Rzecznik Prokuratury Krajowej prok. Przemysław Nowak powtórzył na wtorkowej konferencji prasowej, że Romanowskiego w tej sprawie nie chroni immunitet Zgromadzenia Parlamentarnego RE, ponieważ - jak uzasadniał - immunitet ten znajduje zastosowanie wyłącznie do czynów popełnionych w związku ze sprawowaniem mandatu lub w czasie posiedzenia Zgromadzenia Parlamentarnego RE lub prac podkomisji.
Zastrzeżenia do takiej interpretacji ma m.in. prof. prawa, członek PAN, Ireneusz Cezary Kamiński. Przytacza przy tym casus Nadii Sawczenko, ukraińskiej wojskowej, która została aresztowana w Rosji. Mimo, że postawiono jej zarzuty "nie były związane z wykonywaniem ról w ZPRE, rosyjskie sądy odrzuciły 'argument z immunitetu ZPRE'", Trybunał w Strasburg uznał, że doszło do złamania reguł immunitetowych, a "krajowe postępowanie powinno zostać zawieszone na cały czas sprawowania funkcji w ZPRE".
Nowak przekazał, że prokuratura - jeszcze przed wysłaniem wniosku do Sejmu o uchylenie immunitetu Romanowskiemu - wiedziała, że poseł jest członkiem Zgromadzenia Parlamentarnego RE. "Zbadaliśmy zakres immunitetu, który mu w związku z tym przynależy i uznaliśmy, że on nie znajduje zastosowania w tym przypadku" - stwierdził rzecznik PK.
Poinformował też, że prokurator samodzielnie uznał, że immunitet nie znajduje w tej sprawie zastosowania na podstawie przepisów regulujących status Rady Europy.
Równolegle - mówił Nowak - w zakresie zastosowania immunitetu o opinie naukowe wystąpił prokurator generalny, minister sprawiedliwości Adam Bodnar. "Gdy prokurator generalny takie opinie otrzymał, przesłał je do prokuratury celem ewentualnego wykorzystania.
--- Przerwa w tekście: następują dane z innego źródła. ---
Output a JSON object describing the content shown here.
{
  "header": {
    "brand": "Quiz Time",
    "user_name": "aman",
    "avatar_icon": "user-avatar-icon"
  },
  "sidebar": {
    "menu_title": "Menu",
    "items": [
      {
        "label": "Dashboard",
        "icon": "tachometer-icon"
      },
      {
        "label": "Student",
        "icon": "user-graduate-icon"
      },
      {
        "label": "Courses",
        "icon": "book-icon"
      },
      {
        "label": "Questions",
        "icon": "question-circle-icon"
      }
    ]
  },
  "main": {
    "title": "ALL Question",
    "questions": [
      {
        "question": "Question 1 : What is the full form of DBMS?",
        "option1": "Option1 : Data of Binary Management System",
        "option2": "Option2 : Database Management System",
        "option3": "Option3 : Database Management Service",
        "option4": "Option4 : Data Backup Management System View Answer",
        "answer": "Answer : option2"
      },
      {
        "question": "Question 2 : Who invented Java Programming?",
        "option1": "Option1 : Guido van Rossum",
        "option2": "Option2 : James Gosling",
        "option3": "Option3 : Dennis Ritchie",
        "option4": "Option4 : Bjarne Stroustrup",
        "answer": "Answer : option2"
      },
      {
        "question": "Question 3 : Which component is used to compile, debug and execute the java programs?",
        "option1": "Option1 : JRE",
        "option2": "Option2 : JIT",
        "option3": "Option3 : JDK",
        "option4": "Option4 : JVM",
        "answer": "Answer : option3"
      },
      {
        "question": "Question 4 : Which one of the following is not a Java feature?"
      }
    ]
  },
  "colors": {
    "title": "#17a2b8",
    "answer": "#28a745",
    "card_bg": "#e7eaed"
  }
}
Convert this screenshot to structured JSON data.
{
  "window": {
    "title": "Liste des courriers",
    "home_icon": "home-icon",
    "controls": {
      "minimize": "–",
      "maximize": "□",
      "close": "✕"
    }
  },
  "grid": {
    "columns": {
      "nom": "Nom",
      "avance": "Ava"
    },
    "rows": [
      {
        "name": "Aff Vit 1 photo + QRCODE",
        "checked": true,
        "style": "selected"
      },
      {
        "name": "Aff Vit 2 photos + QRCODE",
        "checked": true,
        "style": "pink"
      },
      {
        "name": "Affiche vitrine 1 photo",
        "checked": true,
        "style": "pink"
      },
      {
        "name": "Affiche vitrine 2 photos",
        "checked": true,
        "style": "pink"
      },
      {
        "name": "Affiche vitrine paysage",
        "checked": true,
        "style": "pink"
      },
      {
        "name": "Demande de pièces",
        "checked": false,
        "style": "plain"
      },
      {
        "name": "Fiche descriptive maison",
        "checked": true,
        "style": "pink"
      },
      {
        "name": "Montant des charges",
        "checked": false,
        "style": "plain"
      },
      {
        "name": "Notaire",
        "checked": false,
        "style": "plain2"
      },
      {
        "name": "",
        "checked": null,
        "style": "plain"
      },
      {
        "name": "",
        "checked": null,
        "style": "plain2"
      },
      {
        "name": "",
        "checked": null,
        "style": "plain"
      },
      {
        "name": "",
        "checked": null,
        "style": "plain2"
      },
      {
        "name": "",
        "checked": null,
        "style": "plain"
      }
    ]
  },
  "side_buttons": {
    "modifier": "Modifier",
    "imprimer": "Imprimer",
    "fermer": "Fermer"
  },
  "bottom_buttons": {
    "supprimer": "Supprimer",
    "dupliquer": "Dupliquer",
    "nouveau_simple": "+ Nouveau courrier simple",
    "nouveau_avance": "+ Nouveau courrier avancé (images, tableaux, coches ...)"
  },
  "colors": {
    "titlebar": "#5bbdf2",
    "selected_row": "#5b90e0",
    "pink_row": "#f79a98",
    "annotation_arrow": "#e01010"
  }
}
Natomiast podstawowym źródłem ustaleń jest analiza własna prokuratury" - powiedział.
Jak dodał, "wobec braku wątpliwości", prokuratura nie zwracała się o opinię w tej sprawie do Rady Europy.
"My uważamy, że ten immunitet nie obowiązuje w tym zakresie. Jak byśmy mieli inną wiedzę, to byśmy wdrożyli procedurę uchylenia tego immunitetu"
Marcin Romanowski - polityk Suwerennej Polski, poseł PiS i były wiceminister sprawiedliwości, który w ubiegłych latach był odpowiedzialny za Fundusz Sprawiedliwości - został zatrzymany w poniedziałek na polecenie prokuratora prowadzącego śledztwo dotyczące nieprawidłowości w FS. W prowadzącej śledztwo Prokuraturze Krajowej usłyszał 11 zarzutów.